A lot of anglers these days assume that when they start to become moderately successful, potential sponsors will be throwing themselves at them but lets not forget how many match anglers are out there, you need to make sure you stand out from the rest and may even, God forbid, have to put some work in yourself. It’s not a bad idea to put together a little portfolio of your best match results and create a CV that you can present to potential sponsors and let them know what you can offer them, do you write a blog, have you appeared in angling magazines or on TV, have you written books or articles, have you got an online presence, if a tackle or bait firm offers you a deal, what sort of and how big an audience can you spread the word of new products to?

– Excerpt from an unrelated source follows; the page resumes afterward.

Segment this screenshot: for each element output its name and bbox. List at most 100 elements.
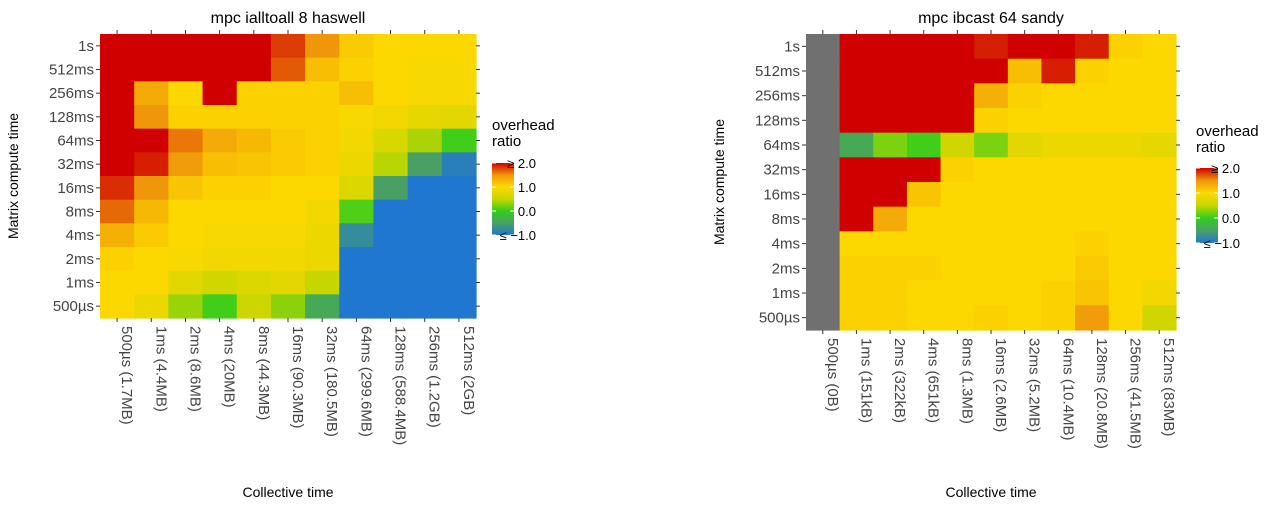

So basically there you have it, my thoughts on sponsorship and match fishing, it’s always nice to get free or cheap stuff but if you think that on the back of a few match wins, you’re going to get a massive deal from one of the big tackle firms, be able to pack in your job and go fishing every day, then think again! Of course you could always approach some firms outside the fishing industry, I seem to recall one top angler getting backing from BMW, I wonder if the Torquay Tart has approached Savlon yet?